Contexte de parution

« L'épingle » est une nouvelle de Guy de Maupassant, d'abord publiée dans le journal Gil Blas, en 1885, sous le pseudonyme de Maufrigneuse.

Elle sera ensuite reprise dans le recueil Monsieur Parent, paru cette même année 1885.

Résumé 

Le narrateur parcourt un pays dont on ne connaît pas le nom. Il trouve l'hospitalité dans un endroit qu'on lui a indiqué, chez un riche travailleur de la terre, qui ne cesse d'accumuler de l'argent.

Au cours du dîner, ils discutent de son ancienne vie ; il l'a passée à Paris, ville qu'il semble connaître par coeur.

Lorsqu'ils finissent de manger, son hôte lui fait visiter sa maison. Elle est en désordre, sauf la chambre. Dans celle-ci, le narrateur est intrigué par une épingle à cheveux piquée sur une étoffe brillante. L'autre lui explique alors : elle appartenait à son ancien amour, toujours vif, et qui répond au nom de Jeanne de Limours, actrice en vogue des théâtres parisiens.
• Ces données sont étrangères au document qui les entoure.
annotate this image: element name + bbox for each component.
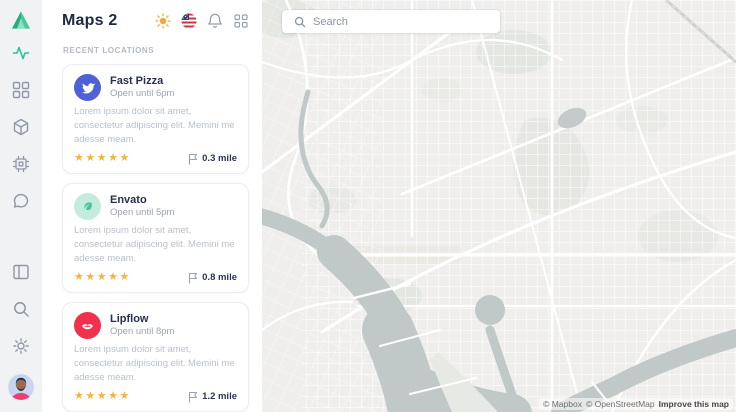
flag-icon [188,153,198,165]
sidebar-nav-bottom [8,263,34,400]
sidebar-nav-top [12,44,30,210]
map-search-input[interactable] [313,16,492,28]
theme-sun-icon[interactable] [155,13,171,29]
sidebar-item-box[interactable] [12,118,30,136]
distance-badge: 0.3 mile [188,153,237,165]
maps-app: Maps 2 [0,0,736,412]
mapbox-attribution-link[interactable]: © Mapbox [543,399,582,409]
sidebar-item-settings-gear[interactable] [12,337,30,355]
page-title: Maps 2 [62,12,117,30]
search-icon [294,16,306,28]
location-card[interactable]: Lipflow Open until 8pm Lorem ipsum dolor… [62,302,249,412]
location-name: Fast Pizza [110,75,174,88]
rating-stars: ★★★★★ [74,152,131,165]
apps-grid-icon[interactable] [233,13,249,29]
header-icons [155,13,249,29]
location-description: Lorem ipsum dolor sit amet, consectetur … [74,105,237,147]
location-hours: Open until 6pm [110,88,174,100]
distance-value: 1.2 mile [202,391,237,402]
language-us-flag-icon[interactable] [181,13,197,29]
notifications-bell-icon[interactable] [207,13,223,29]
card-title-block: Envato Open until 5pm [110,194,174,219]
location-hours: Open until 8pm [110,326,174,338]
sidebar-item-columns[interactable] [12,263,30,281]
improve-map-link[interactable]: Improve this map [659,399,729,409]
sidebar [0,0,42,412]
sidebar-item-chat[interactable] [12,192,30,210]
distance-badge: 1.2 mile [188,391,237,403]
section-label: RECENT LOCATIONS [63,46,249,55]
osm-attribution-link[interactable]: © OpenStreetMap [586,399,655,409]
sidebar-item-cpu[interactable] [12,155,30,173]
sidebar-item-search[interactable] [12,300,30,318]
locations-panel: Maps 2 [42,0,262,412]
location-name: Lipflow [110,313,174,326]
location-name: Envato [110,194,174,207]
location-description: Lorem ipsum dolor sit amet, consectetur … [74,224,237,266]
card-header: Lipflow Open until 8pm [74,312,237,339]
card-header: Fast Pizza Open until 6pm [74,74,237,101]
card-title-block: Lipflow Open until 8pm [110,313,174,338]
leaf-icon [74,193,101,220]
sidebar-item-activity[interactable] [12,44,30,62]
rating-stars: ★★★★★ [74,390,131,403]
sidebar-item-dashboard-grid[interactable] [12,81,30,99]
panel-header: Maps 2 [62,12,249,30]
rating-stars: ★★★★★ [74,271,131,284]
card-header: Envato Open until 5pm [74,193,237,220]
distance-value: 0.3 mile [202,153,237,164]
distance-badge: 0.8 mile [188,272,237,284]
flag-icon [188,272,198,284]
lips-icon [74,312,101,339]
location-hours: Open until 5pm [110,207,174,219]
map-attribution: © Mapbox © OpenStreetMap Improve this ma… [539,398,733,410]
distance-value: 0.8 mile [202,272,237,283]
bird-icon [74,74,101,101]
flag-icon [188,391,198,403]
location-card[interactable]: Fast Pizza Open until 6pm Lorem ipsum do… [62,64,249,174]
map-search-bar [282,10,500,33]
location-card[interactable]: Envato Open until 5pm Lorem ipsum dolor … [62,183,249,293]
user-avatar[interactable] [8,374,34,400]
map-canvas[interactable]: © Mapbox © OpenStreetMap Improve this ma… [262,0,736,412]
app-logo-icon[interactable] [10,10,32,30]
card-footer: ★★★★★ 0.8 mile [74,271,237,284]
basemap-tiles [262,0,736,412]
card-footer: ★★★★★ 1.2 mile [74,390,237,403]
location-description: Lorem ipsum dolor sit amet, consectetur … [74,343,237,385]
card-footer: ★★★★★ 0.3 mile [74,152,237,165]
card-title-block: Fast Pizza Open until 6pm [110,75,174,100]
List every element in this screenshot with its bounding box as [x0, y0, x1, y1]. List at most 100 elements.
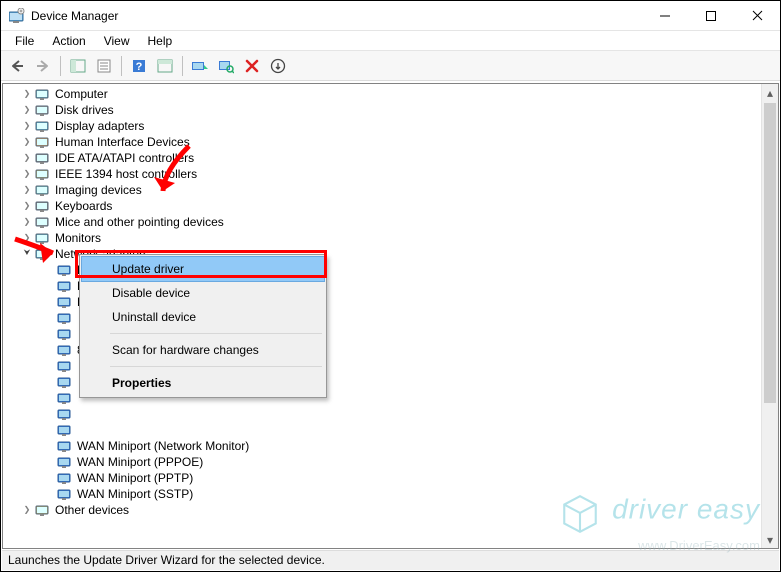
tree-label: IDE ATA/ATAPI controllers — [55, 150, 194, 166]
network-adapter-icon — [57, 295, 73, 309]
tree-category[interactable]: IDE ATA/ATAPI controllers — [3, 150, 761, 166]
expander-icon[interactable] — [21, 184, 33, 196]
category-icon — [35, 87, 51, 101]
expander-icon[interactable] — [21, 200, 33, 212]
maximize-button[interactable] — [688, 1, 734, 31]
tree-label: Imaging devices — [55, 182, 142, 198]
category-icon — [35, 167, 51, 181]
network-adapter-icon — [57, 391, 73, 405]
back-button[interactable] — [5, 54, 29, 78]
network-adapter-icon — [57, 423, 73, 437]
svg-text:?: ? — [136, 61, 143, 73]
tree-label: Display adapters — [55, 118, 144, 134]
category-icon — [35, 103, 51, 117]
network-adapter-icon — [57, 375, 73, 389]
expander-icon[interactable] — [21, 88, 33, 100]
tree-label: Keyboards — [55, 198, 112, 214]
update-driver-toolbar-button[interactable] — [188, 54, 212, 78]
network-adapter-icon — [57, 263, 73, 277]
category-icon — [35, 183, 51, 197]
context-separator — [110, 366, 322, 367]
network-adapter-icon — [57, 487, 73, 501]
context-separator — [110, 333, 322, 334]
network-adapter-icon — [57, 311, 73, 325]
context-scan-hardware[interactable]: Scan for hardware changes — [82, 338, 324, 362]
menu-file[interactable]: File — [7, 32, 42, 50]
tree-category[interactable]: IEEE 1394 host controllers — [3, 166, 761, 182]
scan-hardware-toolbar-button[interactable] — [214, 54, 238, 78]
network-adapter-icon — [57, 279, 73, 293]
context-update-driver[interactable]: Update driver — [81, 256, 325, 282]
tree-device[interactable] — [3, 406, 761, 422]
tree-label: WAN Miniport (PPPOE) — [77, 454, 203, 470]
category-icon — [35, 231, 51, 245]
tree-device[interactable]: WAN Miniport (SSTP) — [3, 486, 761, 502]
vertical-scrollbar[interactable]: ▴ ▾ — [761, 84, 778, 548]
status-text: Launches the Update Driver Wizard for th… — [8, 553, 325, 567]
tree-label: WAN Miniport (PPTP) — [77, 470, 193, 486]
disable-toolbar-button[interactable] — [266, 54, 290, 78]
expander-icon[interactable] — [21, 168, 33, 180]
tree-device[interactable]: WAN Miniport (PPPOE) — [3, 454, 761, 470]
tree-category[interactable]: Imaging devices — [3, 182, 761, 198]
tree-category[interactable]: Keyboards — [3, 198, 761, 214]
expander-icon[interactable] — [21, 504, 33, 516]
network-adapter-icon — [57, 439, 73, 453]
expander-icon[interactable] — [21, 152, 33, 164]
context-menu: Update driver Disable device Uninstall d… — [79, 254, 327, 398]
status-bar: Launches the Update Driver Wizard for th… — [2, 550, 779, 570]
uninstall-toolbar-button[interactable] — [240, 54, 264, 78]
category-icon — [35, 503, 51, 517]
context-properties[interactable]: Properties — [82, 371, 324, 395]
tree-category[interactable]: Computer — [3, 86, 761, 102]
tree-label: Human Interface Devices — [55, 134, 190, 150]
tree-device[interactable]: WAN Miniport (Network Monitor) — [3, 438, 761, 454]
tree-label: Mice and other pointing devices — [55, 214, 224, 230]
tree-device[interactable] — [3, 422, 761, 438]
network-adapter-icon — [57, 359, 73, 373]
tree-label: Computer — [55, 86, 108, 102]
tree-label: Other devices — [55, 502, 129, 518]
title-bar: Device Manager — [1, 1, 780, 31]
scroll-down-icon[interactable]: ▾ — [762, 531, 778, 548]
scrollbar-thumb[interactable] — [764, 103, 776, 403]
tree-label: Disk drives — [55, 102, 114, 118]
tree-category[interactable]: Mice and other pointing devices — [3, 214, 761, 230]
category-icon — [35, 119, 51, 133]
window-title: Device Manager — [31, 9, 118, 23]
expander-icon[interactable] — [21, 216, 33, 228]
tree-category[interactable]: Monitors — [3, 230, 761, 246]
expander-icon[interactable] — [21, 248, 33, 260]
tree-label: IEEE 1394 host controllers — [55, 166, 197, 182]
tree-category[interactable]: Other devices — [3, 502, 761, 518]
tree-category[interactable]: Disk drives — [3, 102, 761, 118]
expander-icon[interactable] — [21, 120, 33, 132]
show-hide-console-tree-button[interactable] — [66, 54, 90, 78]
forward-button[interactable] — [31, 54, 55, 78]
category-icon — [35, 135, 51, 149]
network-adapter-icon — [57, 407, 73, 421]
context-disable-device[interactable]: Disable device — [82, 281, 324, 305]
menu-help[interactable]: Help — [140, 32, 181, 50]
scroll-up-icon[interactable]: ▴ — [762, 84, 778, 101]
tree-device[interactable]: WAN Miniport (PPTP) — [3, 470, 761, 486]
minimize-button[interactable] — [642, 1, 688, 31]
toolbar: ? — [1, 51, 780, 81]
menu-action[interactable]: Action — [44, 32, 93, 50]
expander-icon[interactable] — [21, 104, 33, 116]
expander-icon[interactable] — [21, 136, 33, 148]
expander-icon[interactable] — [21, 232, 33, 244]
action-toolbar-button[interactable] — [153, 54, 177, 78]
close-button[interactable] — [734, 1, 780, 31]
tree-category[interactable]: Human Interface Devices — [3, 134, 761, 150]
category-icon — [35, 247, 51, 261]
category-icon — [35, 215, 51, 229]
network-adapter-icon — [57, 455, 73, 469]
app-icon — [9, 8, 25, 24]
properties-toolbar-button[interactable] — [92, 54, 116, 78]
tree-category[interactable]: Display adapters — [3, 118, 761, 134]
context-uninstall-device[interactable]: Uninstall device — [82, 305, 324, 329]
tree-label: WAN Miniport (Network Monitor) — [77, 438, 249, 454]
menu-view[interactable]: View — [96, 32, 138, 50]
help-toolbar-button[interactable]: ? — [127, 54, 151, 78]
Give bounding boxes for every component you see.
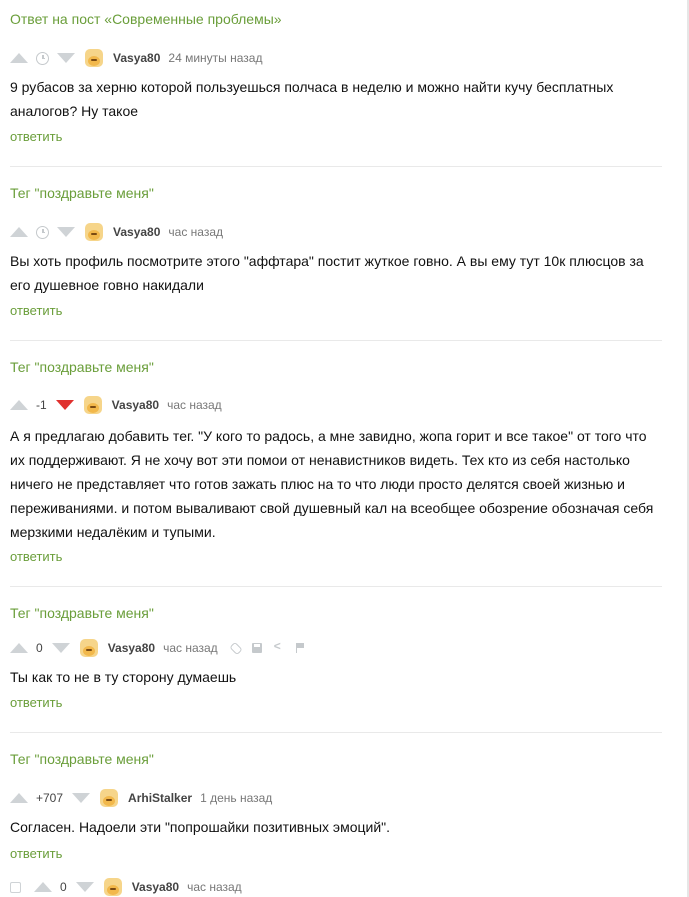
comment-meta: Vasya80 24 минуты назад (10, 48, 276, 68)
author-name[interactable]: Vasya80 (132, 880, 179, 894)
comment-text: 9 рубасов за херню которой пользуешься п… (10, 79, 614, 119)
collapse-checkbox[interactable] (10, 882, 21, 893)
tag-context-link[interactable]: Тег "поздравьте меня" (10, 751, 154, 767)
avatar[interactable] (79, 639, 98, 657)
tag-context-link[interactable]: Тег "поздравьте меня" (10, 185, 154, 201)
reply-link[interactable]: ответить (10, 846, 62, 861)
avatar[interactable] (103, 878, 122, 896)
tag-context-link[interactable]: Тег "поздравьте меня" (10, 605, 154, 621)
reply-link[interactable]: ответить (10, 303, 62, 318)
divider (10, 732, 662, 733)
reply-link[interactable]: ответить (10, 129, 62, 144)
comments-page: Ответ на пост «Современные проблемы» Vas… (0, 0, 689, 897)
comment-text: Вы хоть профиль посмотрите этого "аффтар… (10, 253, 644, 293)
flag-icon[interactable] (295, 643, 307, 653)
reply-link[interactable]: ответить (10, 695, 62, 710)
clock-icon (36, 51, 49, 65)
upvote-arrow-icon[interactable] (10, 227, 28, 237)
divider (10, 586, 662, 587)
comment-time[interactable]: час назад (167, 398, 222, 412)
comment-time[interactable]: час назад (163, 641, 218, 655)
avatar[interactable] (85, 49, 103, 67)
post-context-link[interactable]: Ответ на пост «Современные проблемы» (10, 11, 282, 27)
comment-time[interactable]: 1 день назад (200, 791, 272, 805)
avatar[interactable] (100, 789, 119, 807)
upvote-arrow-icon[interactable] (34, 882, 52, 892)
upvote-arrow-icon[interactable] (10, 53, 28, 63)
author-name[interactable]: ArhiStalker (128, 791, 192, 805)
comment-text: Ты как то не в ту сторону думаешь (10, 669, 237, 685)
downvote-arrow-icon[interactable] (55, 400, 74, 410)
author-name[interactable]: Vasya80 (112, 398, 159, 412)
comment-text: Согласен. Надоели эти "попрошайки позити… (10, 819, 390, 835)
link-icon[interactable] (228, 641, 243, 655)
upvote-arrow-icon[interactable] (10, 793, 28, 803)
comment-meta: 0 Vasya80 час назад (34, 877, 256, 897)
upvote-arrow-icon[interactable] (10, 643, 28, 653)
comment-rating: -1 (36, 398, 47, 412)
downvote-arrow-icon[interactable] (72, 793, 91, 803)
author-name[interactable]: Vasya80 (108, 641, 155, 655)
comment-text: А я предлагаю добавить тег. "У кого то р… (10, 428, 654, 540)
downvote-arrow-icon[interactable] (75, 882, 94, 892)
save-icon[interactable] (251, 643, 262, 653)
author-name[interactable]: Vasya80 (113, 225, 160, 239)
comment-rating: 0 (36, 641, 43, 655)
comment-rating: 0 (60, 880, 67, 894)
comment-time[interactable]: час назад (168, 225, 223, 239)
comment-time[interactable]: час назад (187, 880, 242, 894)
comment-time[interactable]: 24 минуты назад (168, 51, 262, 65)
comment-meta: 0 Vasya80 час назад (10, 638, 319, 658)
divider (10, 166, 662, 167)
reply-link[interactable]: ответить (10, 549, 62, 564)
comment-meta: +707 ArhiStalker 1 день назад (10, 788, 286, 808)
tag-context-link[interactable]: Тег "поздравьте меня" (10, 359, 154, 375)
downvote-arrow-icon[interactable] (57, 53, 75, 63)
downvote-arrow-icon[interactable] (51, 643, 70, 653)
avatar[interactable] (83, 396, 102, 414)
downvote-arrow-icon[interactable] (57, 227, 75, 237)
comment-rating: +707 (36, 791, 64, 805)
share-icon[interactable] (274, 639, 284, 653)
upvote-arrow-icon[interactable] (10, 400, 28, 410)
comment-meta: -1 Vasya80 час назад (10, 395, 236, 415)
clock-icon (36, 225, 49, 239)
avatar[interactable] (85, 223, 103, 241)
author-name[interactable]: Vasya80 (113, 51, 160, 65)
comment-meta: Vasya80 час назад (10, 222, 237, 242)
divider (10, 340, 662, 341)
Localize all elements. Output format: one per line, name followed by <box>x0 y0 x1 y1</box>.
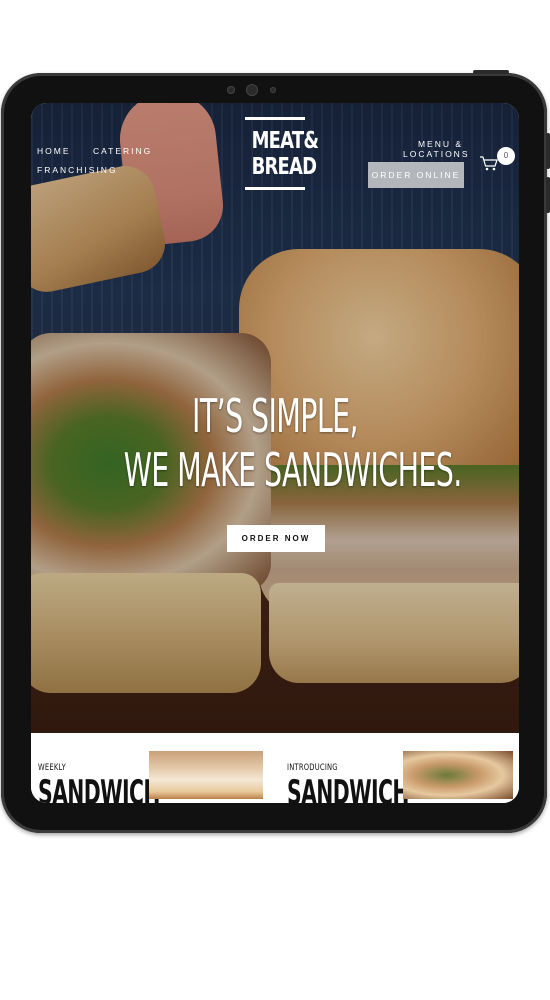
cart-button[interactable]: 0 <box>479 147 517 175</box>
tablet-screen: HOME CATERING FRANCHISING MEAT& BREAD ME… <box>31 103 519 803</box>
menu-locations-line-2: LOCATIONS <box>403 149 470 159</box>
logo-line-1: MEAT& <box>251 128 319 154</box>
nav-home-link[interactable]: HOME <box>37 146 71 156</box>
shopping-cart-icon <box>480 156 498 171</box>
nav-franchising-link[interactable]: FRANCHISING <box>37 165 118 175</box>
logo-bottom-bar <box>245 187 305 190</box>
order-now-button[interactable]: ORDER NOW <box>227 525 325 552</box>
introducing-sandwich-card[interactable]: INTRODUCING SANDWICH <box>281 751 515 803</box>
introducing-card-eyebrow: INTRODUCING <box>287 763 338 773</box>
weekly-card-title: SANDWICH <box>38 773 160 803</box>
menu-locations-line-1: MENU & <box>417 139 463 149</box>
tablet-side-button-upper <box>546 133 550 169</box>
front-camera-icon <box>246 84 258 96</box>
front-sensor-icon <box>270 87 276 93</box>
weekly-sandwich-card[interactable]: WEEKLY SANDWICH <box>31 751 265 803</box>
hero-headline-line-1: IT’S SIMPLE, <box>192 389 359 443</box>
front-camera-left-icon <box>227 86 235 94</box>
nav-menu-locations-link[interactable]: MENU & LOCATIONS <box>403 139 468 159</box>
tablet-frame: HOME CATERING FRANCHISING MEAT& BREAD ME… <box>1 70 550 833</box>
nav-catering-link[interactable]: CATERING <box>93 146 152 156</box>
logo-line-2: BREAD <box>251 154 317 180</box>
cart-count-badge: 0 <box>497 147 515 165</box>
tablet-top-button <box>473 70 509 74</box>
logo-top-bar <box>245 117 305 120</box>
introducing-card-title: SANDWICH <box>287 773 409 803</box>
weekly-sandwich-image <box>149 751 263 799</box>
introducing-sandwich-image <box>403 751 513 799</box>
feature-cards: WEEKLY SANDWICH INTRODUCING SANDWICH <box>31 733 519 803</box>
tablet-side-button-lower <box>546 177 550 213</box>
weekly-card-eyebrow: WEEKLY <box>38 763 66 773</box>
hero-section: HOME CATERING FRANCHISING MEAT& BREAD ME… <box>31 103 519 733</box>
hero-headline-line-2: WE MAKE SANDWICHES. <box>123 443 463 497</box>
order-online-button[interactable]: ORDER ONLINE <box>368 162 464 188</box>
meat-and-bread-logo[interactable]: MEAT& BREAD <box>245 117 319 205</box>
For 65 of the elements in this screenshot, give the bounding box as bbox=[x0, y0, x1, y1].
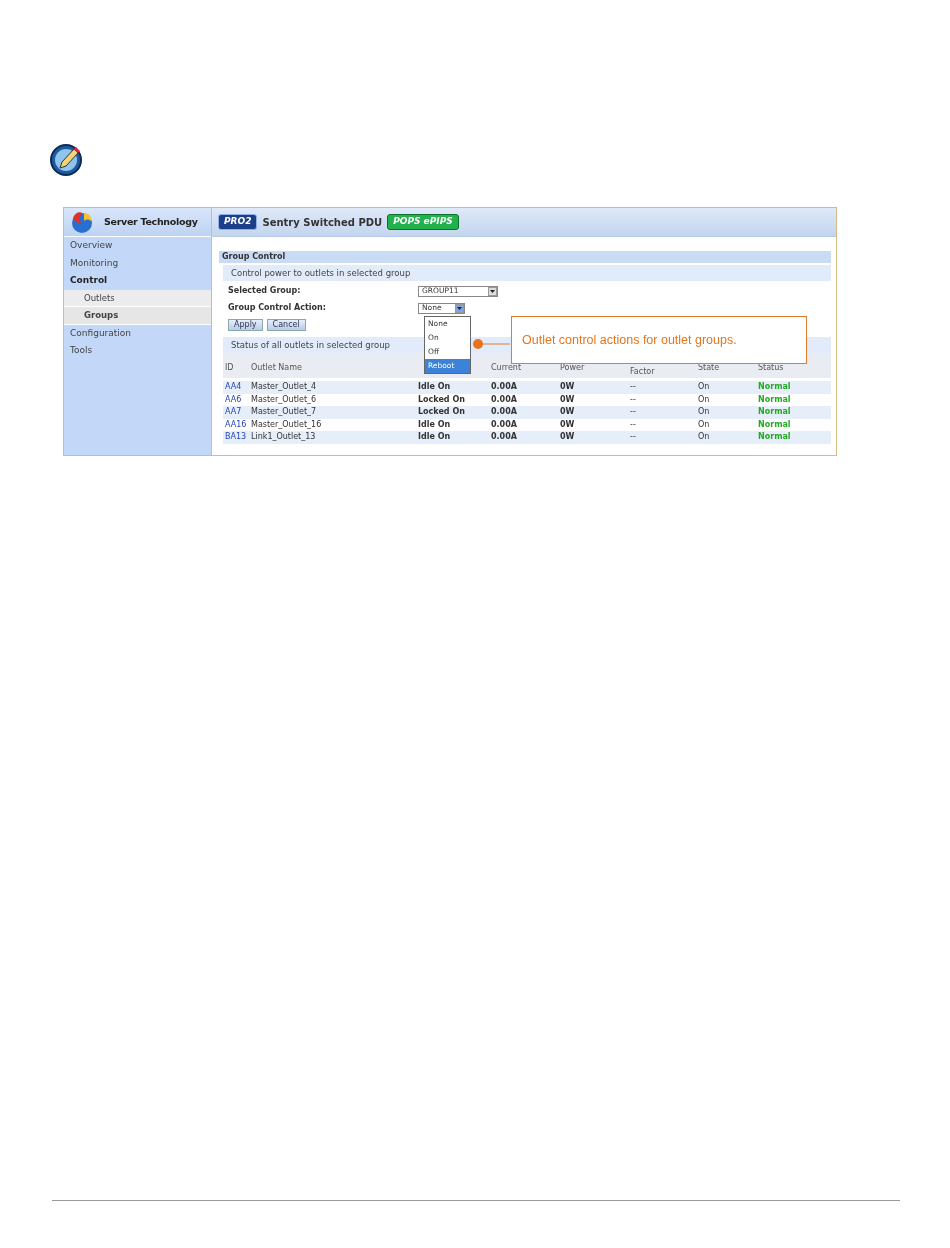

Il lui explique comment il a souffert, durant quatre ans, de leur relation passionnelle, et comment il s'est ruiné pour elle. Malgré toute sa douleur, mêlée de haine, il l'aime encore comme un fou. C'est à cause d'elle et pour elle qu'il se trouve là : il souhaite réunir un million, pour vivre une dernière année avec elle, jusqu'à la ruine définitive.

Et après ?

« Ce sera fini ! Je lui demanderai peut-être de me prendre comme valet de chambre. »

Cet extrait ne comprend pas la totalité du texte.